Memaafkan merupakan salah satu cara memperoleh ketenangan hidup, seperti yang terdapat pada QS. Al-A’raf ayat 199 yang artinya : “Jadilah pemaaf dan suruhlah orang mengerjakan yang makruf, serta jangan pedulikan orang-orang yang bodoh.”
Terbukti bahwa sebagai umat islam kita diperintahkan untuk saling memaafkan, memaafkan itu penting dan berpengaruh positif bagi kehidupan kita sehari hari.
Definisi hidup yang tenang itu berbeda pada setiap orang, akan tetapi setiap orang pasti menginginkan hidupnya merasa tenang dan terhindar dari berbagai macam masalah. Dengan memaafkan, kita dapat terhindar dari konflik sosial. Karena bagaimanapun manusia itu makhluk sosial dan pasti membutuhkan satu sama lain. Maka dari itu, memaafkan dapat membuat hidup kita terasa tenang.
Memaafkan itu memang bukan proses yang mudah dilakukan oleh setiap orang, untuk itu kita bisa memulainya dari dalam diri kita sebelum memaafkan orang lain. Kita bisa memulainya dengan mendekatkan diri kepada tuhan, introspeksi diri, menrima masukan-masukan dari orang-orang di sekitar, mulai memperbaiki kesalahan, kemudian menjadikan kejadian yang kita alami sebagai bahan evaluasi kedepannya, dan berpasrah diri kepada tuhan. Setelah kita berhasil menata diri kita dengan baik, kemudian baru kita mulai memaafkan kesalahan orang lain demi mencapai ketenangan hidup.

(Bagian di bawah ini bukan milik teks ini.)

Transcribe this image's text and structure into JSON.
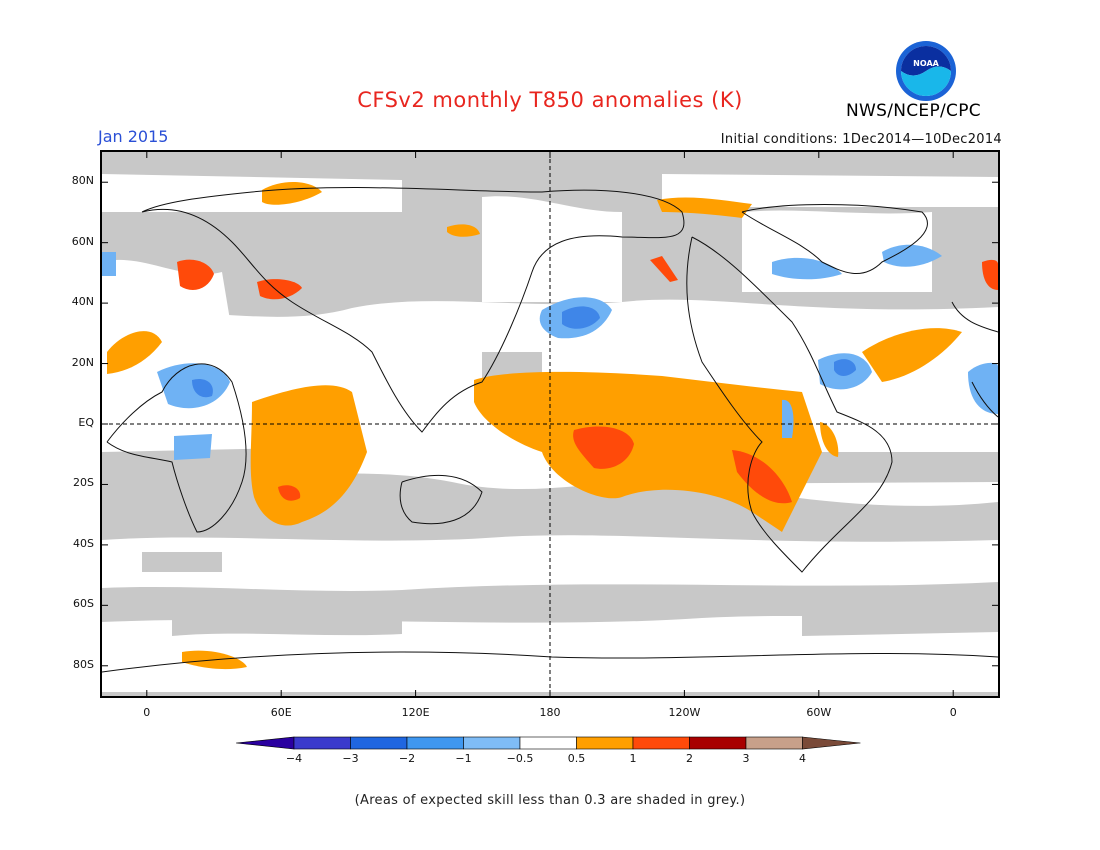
{
  "title": "CFSv2 monthly T850 anomalies (K)",
  "period": "Jan 2015",
  "initial_conditions": "Initial conditions: 1Dec2014—10Dec2014",
  "agency": "NWS/NCEP/CPC",
  "logo_text": "NOAA",
  "note": "(Areas of expected skill less than 0.3 are shaded in grey.)",
  "map": {
    "lat_labels": [
      {
        "text": "80N",
        "lat": 80
      },
      {
        "text": "60N",
        "lat": 60
      },
      {
        "text": "40N",
        "lat": 40
      },
      {
        "text": "20N",
        "lat": 20
      },
      {
        "text": "EQ",
        "lat": 0
      },
      {
        "text": "20S",
        "lat": -20
      },
      {
        "text": "40S",
        "lat": -40
      },
      {
        "text": "60S",
        "lat": -60
      },
      {
        "text": "80S",
        "lat": -80
      }
    ],
    "lon_labels": [
      {
        "text": "0",
        "lon": 0
      },
      {
        "text": "60E",
        "lon": 60
      },
      {
        "text": "120E",
        "lon": 120
      },
      {
        "text": "180",
        "lon": 180
      },
      {
        "text": "120W",
        "lon": 240
      },
      {
        "text": "60W",
        "lon": 300
      },
      {
        "text": "0",
        "lon": 360
      }
    ],
    "lon_range": [
      -20,
      380
    ],
    "lat_range": [
      -90,
      90
    ],
    "reference_lines": [
      "EQ",
      "180"
    ],
    "grey_color": "#c8c8c8"
  },
  "colorbar": {
    "colors": [
      "#2a00a0",
      "#3a3acc",
      "#1f66e0",
      "#3f97f0",
      "#7fbcf6",
      "#ffffff",
      "#ff9f00",
      "#ff4a0a",
      "#a80000",
      "#c8a08a",
      "#7a4a38"
    ],
    "labels": [
      "−4",
      "−3",
      "−2",
      "−1",
      "−0.5",
      "0.5",
      "1",
      "2",
      "3",
      "4"
    ]
  }
}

Penulis : Nopi Sri Melati Putri
Referensi
- Alentina, C. (Desember, 2016). MEMAAFKAN (FORGIVENESS) DALAM KONFLIK HUBUNGAN PERSAHABATAN. Jurnal Ilmiah Psikologi, Vol 9, No 2.

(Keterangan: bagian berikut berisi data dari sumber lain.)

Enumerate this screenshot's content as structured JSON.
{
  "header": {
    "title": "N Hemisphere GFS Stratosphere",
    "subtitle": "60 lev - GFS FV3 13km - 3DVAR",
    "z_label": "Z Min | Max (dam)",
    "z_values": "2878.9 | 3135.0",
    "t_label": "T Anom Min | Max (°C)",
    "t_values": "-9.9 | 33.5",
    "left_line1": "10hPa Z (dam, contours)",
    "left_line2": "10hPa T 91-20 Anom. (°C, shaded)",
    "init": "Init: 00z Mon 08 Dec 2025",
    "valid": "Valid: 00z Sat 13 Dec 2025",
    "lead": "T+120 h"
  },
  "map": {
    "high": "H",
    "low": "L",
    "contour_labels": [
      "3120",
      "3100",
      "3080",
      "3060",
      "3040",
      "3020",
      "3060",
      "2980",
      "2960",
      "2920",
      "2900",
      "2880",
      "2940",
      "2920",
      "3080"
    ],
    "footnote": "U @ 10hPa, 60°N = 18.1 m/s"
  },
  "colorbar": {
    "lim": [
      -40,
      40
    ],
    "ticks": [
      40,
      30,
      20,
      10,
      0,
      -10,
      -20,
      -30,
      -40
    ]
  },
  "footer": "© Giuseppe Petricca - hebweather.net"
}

- Ulin Nihayah, d. (2021). Konsep Memaafkan dalam Psikologi Positif. Indonesian Journal of Counseling and Development, Vol 3, No 2.
- Yogi Kusprayogi, F. N. (November, 2016). Kerendahhatian dan Pemaafan pada Mahasiswa. PSIKOHUMANIORA: Jurnal Penelitian Psikologi, Vol 1, No 1 22-29.